Mr Noble said that he enjoyed the glamorous side of dressing up as a woman, adding that he had no wish to actually become a woman. "I like being a man. Some men who dress as a woman want to be a
woman, but I don't. I love the glam side," he explained.
Theatre is in his blood, with his mother keen on amateur dramatics and his grandfather a former actor and director in London. His mother, Rita, has accepted her son as both Garryck and Gee Gee.
She said: "I'm pleased that he's found what he wants to do. Always in his teens he dressed beautifully, as a boy - he always had a satin jacket or something like that."
Christine Arthur, production co-ordinator of ROAST's latest show, said that the decision to ask Mr Noble not to perform was based purely on his performance.
Mrs Arthur said: "When he came and did the dress rehearsal it was decided then that he just wasn't up to scratch for the production. It isn't as if we have got 50 guys in the show. We only had 11.
If someone doesn't know the words they're going to stand out like a sore thumb. It's got nothing to do with his dress code."

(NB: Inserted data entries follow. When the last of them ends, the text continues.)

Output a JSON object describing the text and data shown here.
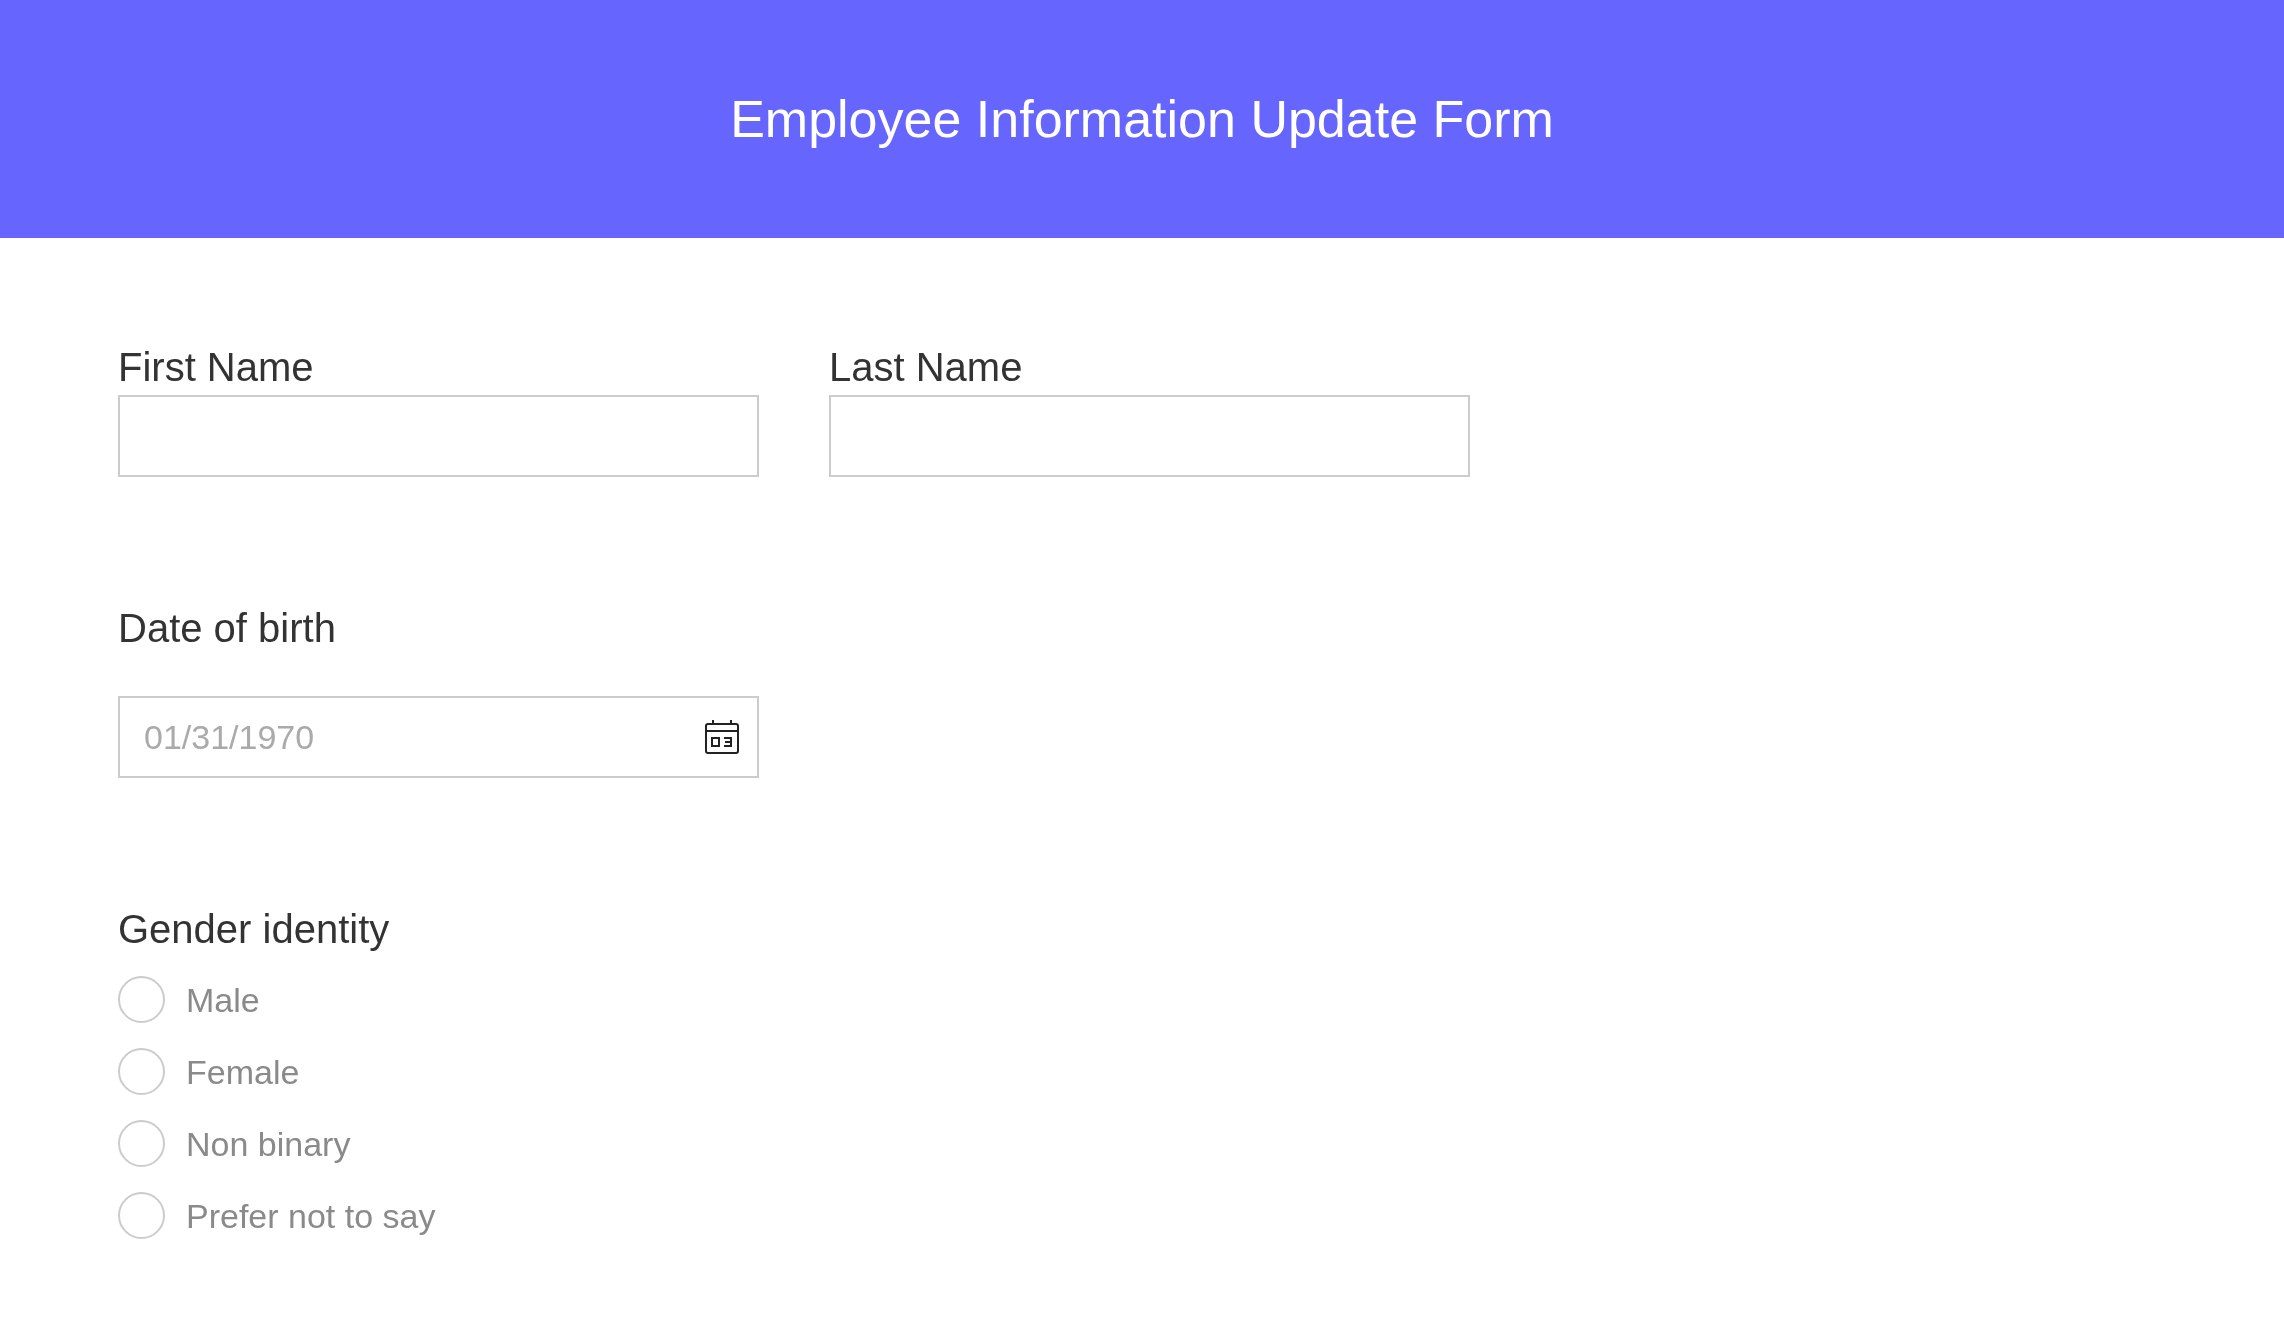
{
  "header": {
    "title": "Employee Information Update Form"
  },
  "name_fields": [
    {
      "label": "First Name"
    },
    {
      "label": "Last Name"
    }
  ],
  "date_of_birth": {
    "label": "Date of birth",
    "placeholder": "01/31/1970"
  },
  "gender_identity": {
    "label": "Gender identity",
    "options": [
      {
        "label": "Male",
        "selected": false
      },
      {
        "label": "Female",
        "selected": false
      },
      {
        "label": "Non binary",
        "selected": false
      },
      {
        "label": "Prefer not to say",
        "selected": false
      }
    ]
  }
}
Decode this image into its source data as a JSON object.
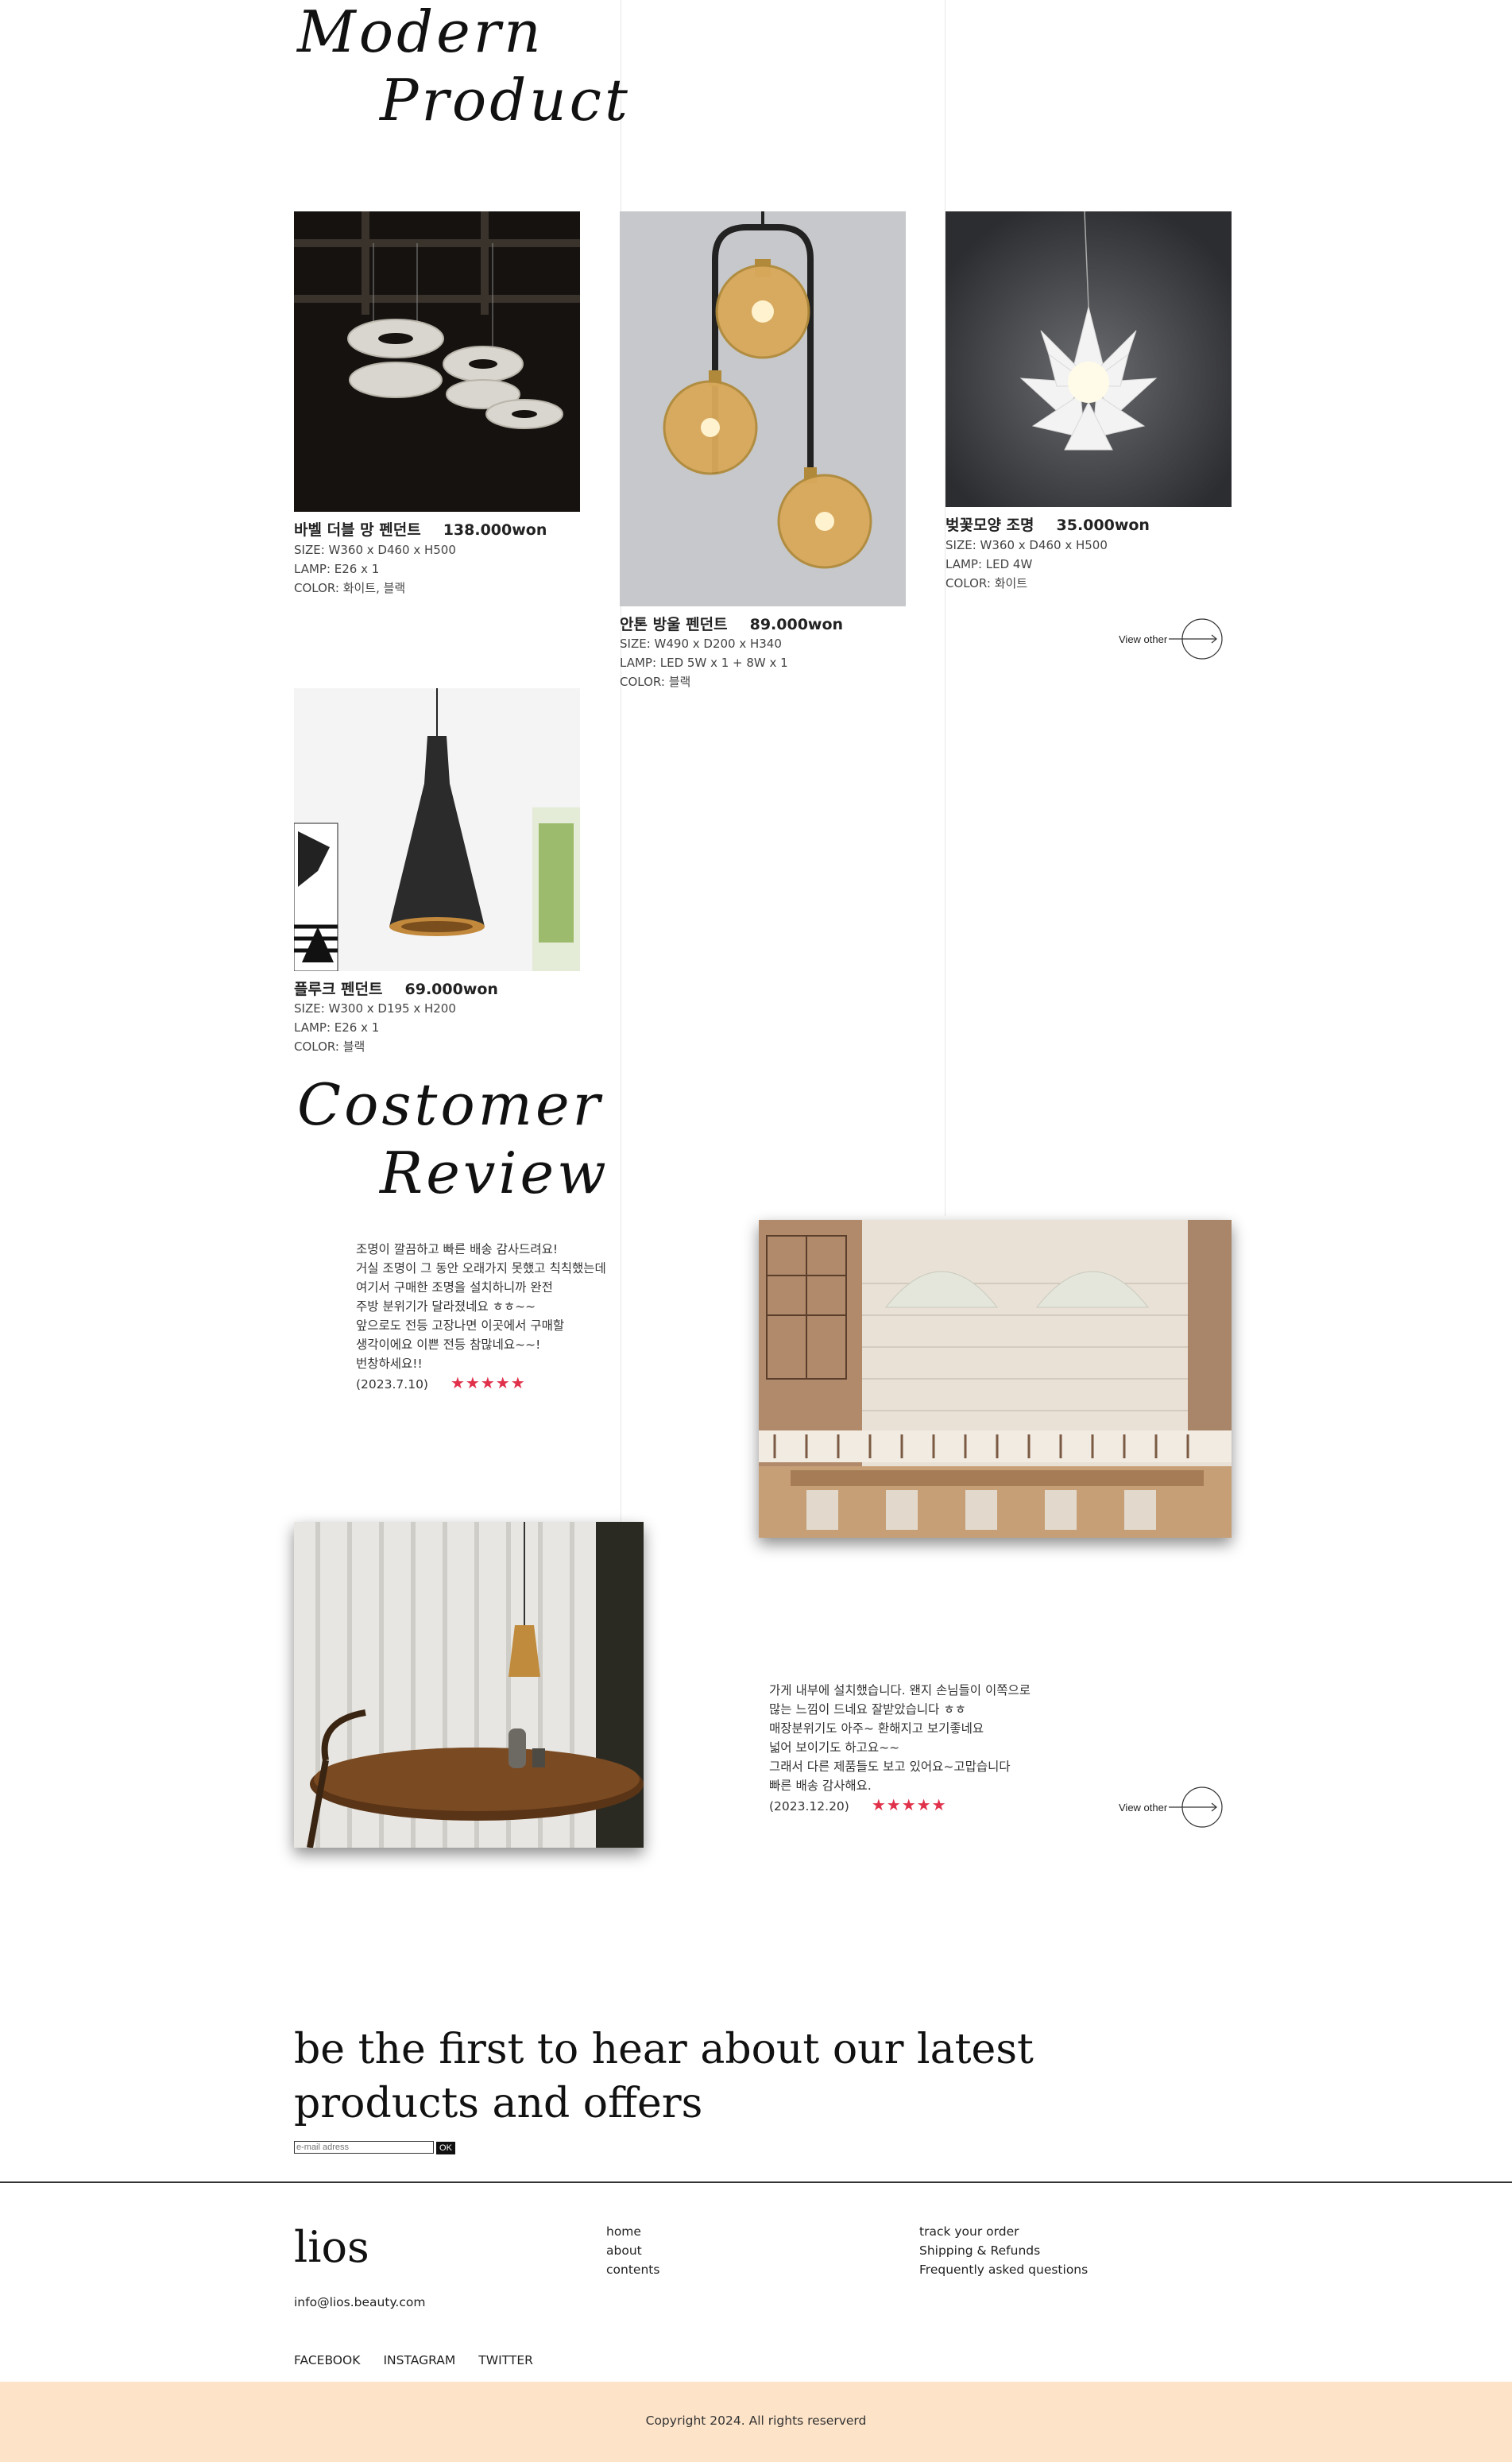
{
  "modern": {
    "line1": "Modern",
    "line2": "Product"
  },
  "products": [
    {
      "name": "바벨 더블 망 펜던트",
      "price": "138.000won",
      "size": "SIZE: W360 x D460 x H500",
      "lamp": "LAMP: E26 x 1",
      "color": "COLOR: 화이트, 블랙"
    },
    {
      "name": "안톤 방울 펜던트",
      "price": "89.000won",
      "size": "SIZE: W490 x D200 x H340",
      "lamp": "LAMP: LED 5W x 1 + 8W x 1",
      "color": "COLOR: 블랙"
    },
    {
      "name": "벚꽃모양 조명",
      "price": "35.000won",
      "size": "SIZE: W360 x D460 x H500",
      "lamp": "LAMP: LED 4W",
      "color": "COLOR: 화이트"
    },
    {
      "name": "플루크 펜던트",
      "price": "69.000won",
      "size": "SIZE: W300 x D195 x H200",
      "lamp": "LAMP: E26 x 1",
      "color": "COLOR: 블랙"
    }
  ],
  "view_other": "View other",
  "review_heading": {
    "line1": "Costomer",
    "line2": "Review"
  },
  "reviews": [
    {
      "lines": [
        "조명이 깔끔하고 빠른 배송 감사드려요!",
        "거실 조명이 그 동안 오래가지 못했고 칙칙했는데",
        "여기서 구매한 조명을 설치하니까 완전",
        "주방 분위기가 달라졌네요 ㅎㅎ~~",
        "앞으로도 전등 고장나면 이곳에서 구매할",
        "생각이에요 이쁜 전등 참많네요~~!",
        "번창하세요!!"
      ],
      "date": "(2023.7.10)",
      "stars": "★★★★★"
    },
    {
      "lines": [
        "가게 내부에 설치했습니다. 왠지 손님들이 이쪽으로",
        "많는 느낌이 드네요 잘받았습니다 ㅎㅎ",
        "매장분위기도 아주~ 환해지고 보기좋네요",
        "넓어 보이기도 하고요~~",
        "그래서 다른 제품들도 보고 있어요~고맙습니다",
        "빠른 배송 감사해요."
      ],
      "date": "(2023.12.20)",
      "stars": "★★★★★"
    }
  ],
  "newsletter": {
    "line1": "be the first to hear about our latest",
    "line2": "products and offers",
    "placeholder": "e-mail adress",
    "ok": "OK"
  },
  "footer": {
    "logo": "lios",
    "email": "info@lios.beauty.com",
    "nav1": [
      "home",
      "about",
      "contents"
    ],
    "nav2": [
      "track your order",
      "Shipping & Refunds",
      "Frequently asked questions"
    ],
    "social": [
      "FACEBOOK",
      "INSTAGRAM",
      "TWITTER"
    ],
    "copyright": "Copyright 2024. All rights reserverd"
  },
  "colors": {
    "star": "#e0304a",
    "footer_band": "#fde3c8"
  }
}
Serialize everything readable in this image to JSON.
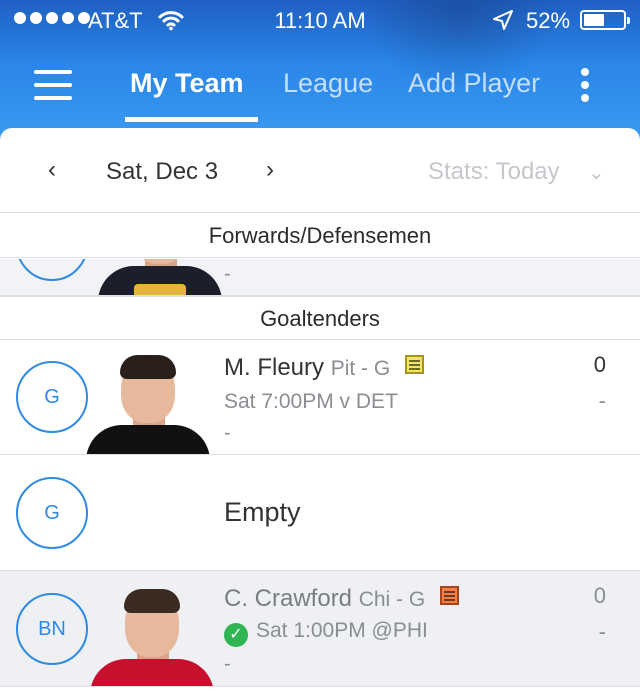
{
  "status_bar": {
    "carrier": "AT&T",
    "time": "11:10 AM",
    "battery_percent": "52%",
    "battery_level": 0.52,
    "icons": [
      "signal-dots",
      "wifi-icon",
      "location-arrow-icon",
      "battery-icon"
    ]
  },
  "nav": {
    "tabs": [
      {
        "label": "My Team",
        "active": true
      },
      {
        "label": "League",
        "active": false
      },
      {
        "label": "Add Player",
        "active": false
      }
    ],
    "icons": [
      "hamburger-menu-icon",
      "more-vertical-icon"
    ]
  },
  "date_bar": {
    "prev": "‹",
    "date": "Sat, Dec 3",
    "next": "›",
    "stats_filter": "Stats: Today",
    "stats_chevron": "⌄"
  },
  "sections": {
    "forwards_defensemen": {
      "title": "Forwards/Defensemen",
      "partial_row": {
        "dash": "-"
      }
    },
    "goaltenders": {
      "title": "Goaltenders",
      "rows": [
        {
          "position": "G",
          "name": "M. Fleury",
          "team_pos": "Pit - G",
          "note_color": "yellow",
          "game": "Sat 7:00PM v DET",
          "extra": "-",
          "stat": "0",
          "stat_sub": "-",
          "jersey_color": "#111111"
        },
        {
          "position": "G",
          "empty_label": "Empty"
        },
        {
          "position": "BN",
          "name": "C. Crawford",
          "team_pos": "Chi - G",
          "note_color": "orange",
          "check": "✓",
          "game": "Sat 1:00PM @PHI",
          "extra": "-",
          "stat": "0",
          "stat_sub": "-",
          "jersey_color": "#c8102e"
        }
      ]
    }
  },
  "colors": {
    "header_blue": "#2a86e8",
    "accent": "#2f8ae3",
    "check_green": "#2fb553",
    "bench_row": "#eef0f4",
    "divider": "#dcdfe4"
  }
}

She added that at least three other cast members had been given the same threat - to learn the words and moves or not take part - and that a whole routine had been dropped from the show because
the cast could not perform it well enough.
Mrs Arthur concluded: "We're quite an open society. We're not prejudiced in that way at all. He's still a member if he wants to be."
Alastair Taylor, musical director, denied Mr Noble's claim, but told the Packet: "What I did say to him in rehearsal was because there were minors in the room I didn't think it was appropriate. I
didn't know what their parents would feel. What people do and how they are is completely their business and nothing to do with me, but when you're responsible and in charge of a group like that, with
14 and 15-year-old girls in the room, I just didn't think it was appropriate for that rehearsal. That was it.
"I've worked with people dressed in drag all my life. I've been in pantomimes for 20 years. I've got totally nothing against it. But when I'm responsible for these people and parents put their
trust in you for their children's well-being, don't thrust that on us if they're not ready for it. He should have asked first."
He added that if he had been the man in power he would have asked Mr Noble to go home and change before attending the rehearsal.
And he stressed: "The way he is portraying it is as if I'm totally prejudiced. I'm totally not prejudiced against anybody. I have hundreds of friends that are like that and more."
Mr Taylor said the decision to ask Mr Noble to leave the production was a joint decision by the production team as a whole.
He said: "We have got standards. We want to try and put on the best possible show we can. It seems very unfair to him, but you have got to draw a line somewhere. He arrived late to the technical
rehearsal without any explanation and then took off without any explanation. A decision has got to be made. In hindsight it would have been more appropriate to deal with it at an earlier date, but we
try and give people every opportunity to get it right."